Nouwen focuses on Jesus and the paradox of Jesus. Over and over again, Jesus did return to the lonely place to think. He required it. He separated himself to think? To feel? What I am wrapping my brain around is this idea that we separate ourselves and go to the lonely place to care for ourselves. We get so trapped in the doing of life that in all the doing we don’t have time to care. And we say it alot, “I don’t care.” I have heard these three words come out of my mouth or ring silently in my head in the last week since reading this book. I am eager to not care. Please let me not give a crap about that! Let me stop caring. The frightening thing is that my heart rails against some of the things that I really don’t give a crap about. I feel guilty about not caring enough or at all.And in this I am a paradox.
In what was meant to be helpful, a friend recently chastised me for letting something “get to me”. I pushed back, annoyed at this idea that someone has that kind of power over me. What I have discerned is not that I care about this person or the situation any longer. It is that I am disturbed that I don’t care. I am a caring person. I care for people. It is not a job. It is my vocation. I have deep empathy. So, when I assess this blank area….and apathetic space…where I do not care….I balk. How can it be? And this is what I rail against. It is not that I still care but rather that I don’t care at all.
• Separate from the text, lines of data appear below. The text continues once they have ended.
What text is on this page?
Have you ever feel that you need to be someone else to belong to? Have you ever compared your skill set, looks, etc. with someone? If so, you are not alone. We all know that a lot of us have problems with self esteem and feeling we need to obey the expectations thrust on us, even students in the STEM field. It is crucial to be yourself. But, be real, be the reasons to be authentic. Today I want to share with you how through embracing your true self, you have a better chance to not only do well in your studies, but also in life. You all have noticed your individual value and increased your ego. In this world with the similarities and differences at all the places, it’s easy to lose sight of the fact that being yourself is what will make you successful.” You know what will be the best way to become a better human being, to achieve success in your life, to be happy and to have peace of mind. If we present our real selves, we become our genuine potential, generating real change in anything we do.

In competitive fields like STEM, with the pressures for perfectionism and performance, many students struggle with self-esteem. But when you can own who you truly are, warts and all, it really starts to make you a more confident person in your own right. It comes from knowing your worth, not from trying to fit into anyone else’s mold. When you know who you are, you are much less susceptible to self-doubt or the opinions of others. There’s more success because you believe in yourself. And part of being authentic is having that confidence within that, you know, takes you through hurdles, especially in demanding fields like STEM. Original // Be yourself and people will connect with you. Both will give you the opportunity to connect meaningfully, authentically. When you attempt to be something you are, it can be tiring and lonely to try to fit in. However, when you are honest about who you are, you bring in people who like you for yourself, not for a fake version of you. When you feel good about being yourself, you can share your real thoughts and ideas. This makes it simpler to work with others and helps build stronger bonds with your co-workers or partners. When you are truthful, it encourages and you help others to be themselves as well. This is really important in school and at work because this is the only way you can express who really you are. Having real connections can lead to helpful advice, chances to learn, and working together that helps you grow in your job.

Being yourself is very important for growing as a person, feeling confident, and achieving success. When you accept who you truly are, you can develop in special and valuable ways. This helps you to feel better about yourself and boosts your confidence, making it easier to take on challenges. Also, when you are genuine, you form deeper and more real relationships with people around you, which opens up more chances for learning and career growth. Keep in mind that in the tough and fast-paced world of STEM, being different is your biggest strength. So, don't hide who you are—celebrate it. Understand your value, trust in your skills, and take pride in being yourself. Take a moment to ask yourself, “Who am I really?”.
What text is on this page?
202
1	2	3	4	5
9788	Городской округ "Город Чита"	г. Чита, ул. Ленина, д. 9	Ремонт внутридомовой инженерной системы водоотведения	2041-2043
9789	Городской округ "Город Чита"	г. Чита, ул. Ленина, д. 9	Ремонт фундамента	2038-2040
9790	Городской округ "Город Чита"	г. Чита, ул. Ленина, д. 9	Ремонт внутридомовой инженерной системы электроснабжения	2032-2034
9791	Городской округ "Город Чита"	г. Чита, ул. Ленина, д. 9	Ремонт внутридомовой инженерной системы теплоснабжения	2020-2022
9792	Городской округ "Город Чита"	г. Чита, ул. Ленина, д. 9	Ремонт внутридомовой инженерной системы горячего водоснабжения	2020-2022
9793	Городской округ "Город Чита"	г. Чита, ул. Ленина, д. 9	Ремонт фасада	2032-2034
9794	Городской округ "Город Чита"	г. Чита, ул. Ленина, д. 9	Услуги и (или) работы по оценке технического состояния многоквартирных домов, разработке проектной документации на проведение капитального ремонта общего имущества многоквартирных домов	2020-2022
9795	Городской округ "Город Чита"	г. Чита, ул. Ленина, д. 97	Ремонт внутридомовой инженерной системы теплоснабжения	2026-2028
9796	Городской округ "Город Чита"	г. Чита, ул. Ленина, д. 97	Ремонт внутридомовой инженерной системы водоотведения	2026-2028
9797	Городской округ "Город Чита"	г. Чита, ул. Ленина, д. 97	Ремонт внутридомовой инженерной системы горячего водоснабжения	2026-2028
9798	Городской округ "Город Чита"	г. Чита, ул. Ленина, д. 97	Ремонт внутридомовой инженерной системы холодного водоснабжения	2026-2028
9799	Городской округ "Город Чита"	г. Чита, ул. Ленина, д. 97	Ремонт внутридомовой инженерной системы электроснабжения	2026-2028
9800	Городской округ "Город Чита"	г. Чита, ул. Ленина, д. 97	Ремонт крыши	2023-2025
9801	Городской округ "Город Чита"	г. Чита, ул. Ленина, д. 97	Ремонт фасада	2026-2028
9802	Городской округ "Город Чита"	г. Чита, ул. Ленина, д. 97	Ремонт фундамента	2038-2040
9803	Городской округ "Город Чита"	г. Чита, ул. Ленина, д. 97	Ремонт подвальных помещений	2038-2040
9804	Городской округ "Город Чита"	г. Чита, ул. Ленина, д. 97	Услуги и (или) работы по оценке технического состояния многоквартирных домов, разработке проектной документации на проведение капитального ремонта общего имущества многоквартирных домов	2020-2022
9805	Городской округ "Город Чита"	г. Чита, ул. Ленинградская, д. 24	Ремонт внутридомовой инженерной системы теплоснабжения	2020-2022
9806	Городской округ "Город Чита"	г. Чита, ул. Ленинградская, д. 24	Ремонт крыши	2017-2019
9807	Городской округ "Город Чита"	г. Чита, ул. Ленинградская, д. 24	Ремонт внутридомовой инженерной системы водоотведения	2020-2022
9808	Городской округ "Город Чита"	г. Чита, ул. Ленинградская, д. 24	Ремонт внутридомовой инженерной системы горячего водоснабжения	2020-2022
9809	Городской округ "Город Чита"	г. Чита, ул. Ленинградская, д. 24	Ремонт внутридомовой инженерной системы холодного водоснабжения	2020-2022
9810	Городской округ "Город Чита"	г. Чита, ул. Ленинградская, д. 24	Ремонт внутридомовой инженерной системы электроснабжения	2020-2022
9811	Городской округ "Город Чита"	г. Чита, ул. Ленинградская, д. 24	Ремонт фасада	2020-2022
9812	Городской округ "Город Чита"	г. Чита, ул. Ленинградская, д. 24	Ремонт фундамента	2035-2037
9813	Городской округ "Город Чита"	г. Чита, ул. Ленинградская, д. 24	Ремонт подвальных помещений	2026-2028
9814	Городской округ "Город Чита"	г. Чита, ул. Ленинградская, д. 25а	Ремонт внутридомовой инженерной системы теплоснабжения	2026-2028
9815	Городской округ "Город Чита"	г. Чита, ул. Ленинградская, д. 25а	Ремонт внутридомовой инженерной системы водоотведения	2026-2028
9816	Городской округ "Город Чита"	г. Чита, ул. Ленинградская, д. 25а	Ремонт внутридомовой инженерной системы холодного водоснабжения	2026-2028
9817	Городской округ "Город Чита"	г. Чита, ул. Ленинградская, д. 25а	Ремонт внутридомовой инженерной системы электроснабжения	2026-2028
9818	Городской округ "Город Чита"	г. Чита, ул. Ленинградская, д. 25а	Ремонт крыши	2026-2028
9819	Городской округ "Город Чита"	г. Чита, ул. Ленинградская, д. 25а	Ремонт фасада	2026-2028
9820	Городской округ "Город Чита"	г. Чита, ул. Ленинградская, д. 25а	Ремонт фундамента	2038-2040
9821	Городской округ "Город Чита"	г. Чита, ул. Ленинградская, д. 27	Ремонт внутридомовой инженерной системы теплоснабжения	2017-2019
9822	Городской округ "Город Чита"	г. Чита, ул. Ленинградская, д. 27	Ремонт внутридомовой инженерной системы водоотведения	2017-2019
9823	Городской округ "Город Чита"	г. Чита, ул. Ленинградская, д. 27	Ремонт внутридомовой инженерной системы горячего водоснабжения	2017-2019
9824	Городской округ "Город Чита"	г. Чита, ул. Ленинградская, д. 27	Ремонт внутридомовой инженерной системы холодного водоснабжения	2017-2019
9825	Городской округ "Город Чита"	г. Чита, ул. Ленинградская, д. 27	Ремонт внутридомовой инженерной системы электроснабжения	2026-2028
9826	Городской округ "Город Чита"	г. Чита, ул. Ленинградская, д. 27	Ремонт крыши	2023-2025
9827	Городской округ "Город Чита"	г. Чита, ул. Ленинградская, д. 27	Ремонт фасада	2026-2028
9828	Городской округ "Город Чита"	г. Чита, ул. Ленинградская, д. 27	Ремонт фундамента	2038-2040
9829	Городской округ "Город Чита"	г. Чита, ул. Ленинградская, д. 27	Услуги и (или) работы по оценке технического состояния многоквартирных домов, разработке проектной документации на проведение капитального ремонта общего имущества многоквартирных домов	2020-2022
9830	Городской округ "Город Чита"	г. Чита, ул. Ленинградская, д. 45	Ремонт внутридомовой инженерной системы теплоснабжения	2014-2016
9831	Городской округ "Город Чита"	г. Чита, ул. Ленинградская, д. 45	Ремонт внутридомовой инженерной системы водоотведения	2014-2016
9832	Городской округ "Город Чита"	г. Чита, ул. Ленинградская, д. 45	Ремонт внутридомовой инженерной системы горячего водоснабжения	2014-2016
But in the Nouwen argument, we get lost in the doing for others and forget to just be with others. I can care for you and not do a thing. I can care for you by just meditating with you in my thoughts. I can care for another by sitting quietly with them and listening to the birds or watching the moon rise. I don’t have to cook or clean or talk or solve or carry or entertain. And when it is the doing that people want from us and they discredit the being with us, that we may discover who really cares about US. And I can care for a stranger. And like Jesus, I want to be able to care for even the “worst” among us. To care freely means to have a loving heart. I want this apathetic scar in my heart to go away. And THAT I care very much about.